J’ai un jour assisté à un colloque où un chercheur a commencé sa présentation de la façon suivante, qui m’a bien plue :

Le scientifique regarde dans l’univers et se demande pourquoi il ne voit que de la matière et pas d’antimatière. Où est passé l’antimatière ? C’est l’une des questions les plus prestigieuses dans le domaine de la science et qui fait l’objet de recherches approfondies.

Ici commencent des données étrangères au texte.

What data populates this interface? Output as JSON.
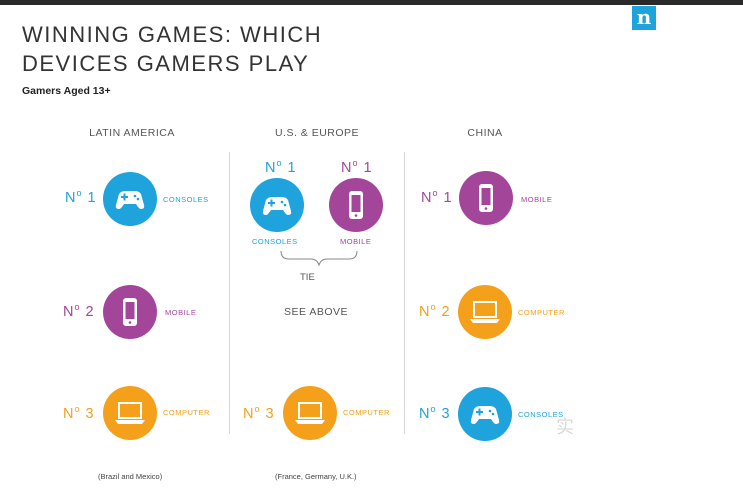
{
  "colors": {
    "consoles": "#1ea3dd",
    "mobile": "#a3469a",
    "computer": "#f5a01a"
  },
  "header": {
    "logo": "n",
    "title_line1": "WINNING GAMES: WHICH",
    "title_line2": "DEVICES GAMERS PLAY",
    "subtitle": "Gamers Aged 13+"
  },
  "columns": {
    "latin": {
      "name": "LATIN AMERICA",
      "footnote": "(Brazil and Mexico)",
      "r1": {
        "rank": "1",
        "device": "CONSOLES",
        "icon": "gamepad-icon"
      },
      "r2": {
        "rank": "2",
        "device": "MOBILE",
        "icon": "mobile-phone-icon"
      },
      "r3": {
        "rank": "3",
        "device": "COMPUTER",
        "icon": "laptop-icon"
      }
    },
    "us": {
      "name": "U.S. & EUROPE",
      "footnote": "(France, Germany, U.K.)",
      "r1a": {
        "rank": "1",
        "device": "CONSOLES",
        "icon": "gamepad-icon"
      },
      "r1b": {
        "rank": "1",
        "device": "MOBILE",
        "icon": "mobile-phone-icon"
      },
      "tie": "TIE",
      "r2_text": "SEE ABOVE",
      "r3": {
        "rank": "3",
        "device": "COMPUTER",
        "icon": "laptop-icon"
      }
    },
    "china": {
      "name": "CHINA",
      "r1": {
        "rank": "1",
        "device": "MOBILE",
        "icon": "mobile-phone-icon"
      },
      "r2": {
        "rank": "2",
        "device": "COMPUTER",
        "icon": "laptop-icon"
      },
      "r3": {
        "rank": "3",
        "device": "CONSOLES",
        "icon": "gamepad-icon"
      }
    }
  },
  "rank_prefix": "N",
  "watermark": "实"
}
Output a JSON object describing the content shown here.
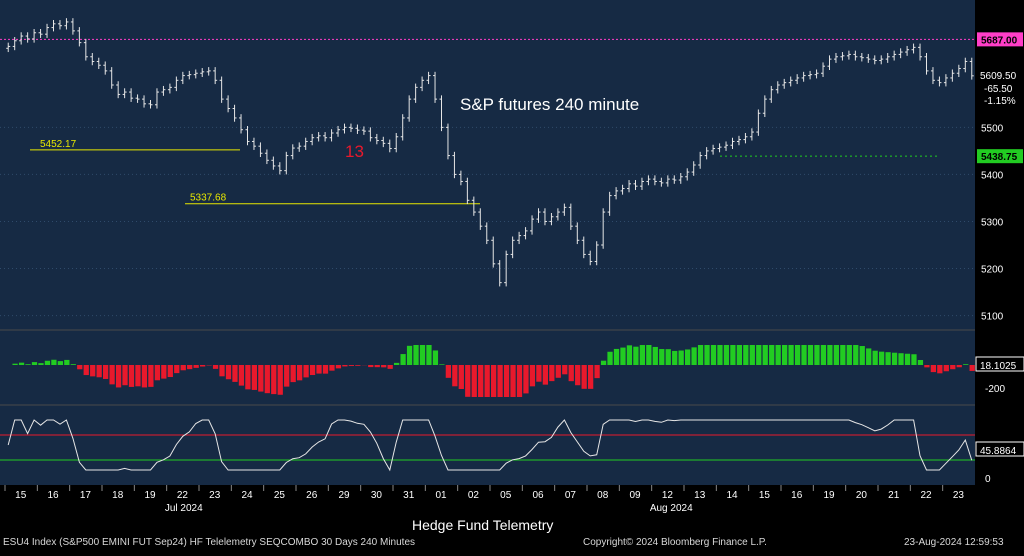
{
  "chart_data": {
    "type": "candlestick",
    "title": "S&P futures 240 minute",
    "instrument": "ESU4 Index (S&P500 EMINI FUT Sep24) HF Telelemetry SEQCOMBO 30 Days 240 Minutes",
    "x_day_labels": [
      "15",
      "16",
      "17",
      "18",
      "19",
      "22",
      "23",
      "24",
      "25",
      "26",
      "29",
      "30",
      "31",
      "01",
      "02",
      "05",
      "06",
      "07",
      "08",
      "09",
      "12",
      "13",
      "14",
      "15",
      "16",
      "19",
      "20",
      "21",
      "22",
      "23"
    ],
    "month_labels": [
      {
        "label": "Jul 2024",
        "day_index": 5
      },
      {
        "label": "Aug 2024",
        "day_index": 20
      }
    ],
    "price_axis": {
      "ticks": [
        5100,
        5200,
        5300,
        5400,
        5500
      ],
      "range": [
        5080,
        5760
      ]
    },
    "price_series": [
      {
        "d": "15",
        "v": [
          5672,
          5684,
          5694,
          5688,
          5701
        ]
      },
      {
        "d": "16",
        "v": [
          5698,
          5712,
          5720,
          5716,
          5724
        ]
      },
      {
        "d": "17",
        "v": [
          5705,
          5680,
          5650,
          5640,
          5632
        ]
      },
      {
        "d": "18",
        "v": [
          5620,
          5590,
          5570,
          5575,
          5562
        ]
      },
      {
        "d": "19",
        "v": [
          5560,
          5550,
          5548,
          5575,
          5580
        ]
      },
      {
        "d": "22",
        "v": [
          5585,
          5600,
          5610,
          5612,
          5615
        ]
      },
      {
        "d": "23",
        "v": [
          5618,
          5620,
          5600,
          5560,
          5540
        ]
      },
      {
        "d": "24",
        "v": [
          5520,
          5495,
          5470,
          5460,
          5445
        ]
      },
      {
        "d": "25",
        "v": [
          5430,
          5418,
          5408,
          5440,
          5456
        ]
      },
      {
        "d": "26",
        "v": [
          5460,
          5470,
          5478,
          5482,
          5478
        ]
      },
      {
        "d": "29",
        "v": [
          5488,
          5495,
          5500,
          5498,
          5494
        ]
      },
      {
        "d": "30",
        "v": [
          5492,
          5478,
          5472,
          5466,
          5455
        ]
      },
      {
        "d": "31",
        "v": [
          5480,
          5520,
          5560,
          5585,
          5600
        ]
      },
      {
        "d": "01",
        "v": [
          5610,
          5560,
          5500,
          5440,
          5400
        ]
      },
      {
        "d": "02",
        "v": [
          5385,
          5345,
          5320,
          5290,
          5260
        ]
      },
      {
        "d": "05",
        "v": [
          5210,
          5170,
          5230,
          5260,
          5270
        ]
      },
      {
        "d": "06",
        "v": [
          5280,
          5305,
          5320,
          5300,
          5310
        ]
      },
      {
        "d": "07",
        "v": [
          5320,
          5330,
          5290,
          5260,
          5230
        ]
      },
      {
        "d": "08",
        "v": [
          5215,
          5250,
          5320,
          5355,
          5365
        ]
      },
      {
        "d": "09",
        "v": [
          5370,
          5380,
          5375,
          5385,
          5390
        ]
      },
      {
        "d": "12",
        "v": [
          5385,
          5382,
          5390,
          5388,
          5395
        ]
      },
      {
        "d": "13",
        "v": [
          5405,
          5420,
          5440,
          5450,
          5455
        ]
      },
      {
        "d": "14",
        "v": [
          5458,
          5462,
          5470,
          5474,
          5480
        ]
      },
      {
        "d": "15",
        "v": [
          5490,
          5530,
          5560,
          5580,
          5590
        ]
      },
      {
        "d": "16",
        "v": [
          5595,
          5600,
          5605,
          5610,
          5612
        ]
      },
      {
        "d": "19",
        "v": [
          5615,
          5630,
          5645,
          5650,
          5652
        ]
      },
      {
        "d": "20",
        "v": [
          5655,
          5650,
          5648,
          5645,
          5642
        ]
      },
      {
        "d": "21",
        "v": [
          5645,
          5650,
          5655,
          5660,
          5665
        ]
      },
      {
        "d": "22",
        "v": [
          5670,
          5650,
          5620,
          5600,
          5595
        ]
      },
      {
        "d": "23",
        "v": [
          5605,
          5615,
          5625,
          5640,
          5609.5
        ]
      }
    ],
    "horizontal_levels": [
      {
        "value": 5687.0,
        "label": "5687.00",
        "color": "#ff3ec8"
      },
      {
        "value": 5452.17,
        "label": "5452.17",
        "color": "#e8e800"
      },
      {
        "value": 5337.68,
        "label": "5337.68",
        "color": "#e8e800"
      },
      {
        "value": 5438.75,
        "label": "5438.75",
        "color": "#22cc22"
      }
    ],
    "last_price": {
      "value": "5609.50",
      "change": "-65.50",
      "pct": "-1.15%"
    },
    "annotation": "13",
    "panel2": {
      "label": "18.1025",
      "ticks": [
        "0",
        "-200"
      ]
    },
    "panel3": {
      "label": "45.8864",
      "ticks": [
        "0"
      ]
    }
  },
  "footer": {
    "left": "ESU4 Index (S&P500 EMINI FUT  Sep24) HF Telelemetry SEQCOMBO 30 Days 240 Minutes",
    "center": "Copyright© 2024 Bloomberg Finance L.P.",
    "right": "23-Aug-2024 12:59:53",
    "watermark": "Hedge Fund Telemetry"
  },
  "colors": {
    "bg": "#162a44",
    "up": "#22cc22",
    "down": "#e8192c",
    "seq_green": "#22dd22",
    "seq_red": "#ee2222",
    "axis_text": "#ffffff",
    "grid": "#2f4a6a"
  }
}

Le scientifique regarde dans la salle de classe ou le laboratoire, et note qu’il ne voit que des hommes et pas de femmes. Où sont passées les femmes ? C’est souvent une question qui n’est même pas posée…

 

Ne te retourne pas trop vite Marty, je crois qu’une femme essaie de faire de la science derrière toi….

 

Le déni ou la minimisation du travail des femmes scientifiques porte un nom : on parle de « l’effet Matilda », en mémoire à une militante des droits des femmes américaine, Matilda Joslyn Gage, qui a remarqué que des hommes s’attribuaient les travaux intellectuels des femmes.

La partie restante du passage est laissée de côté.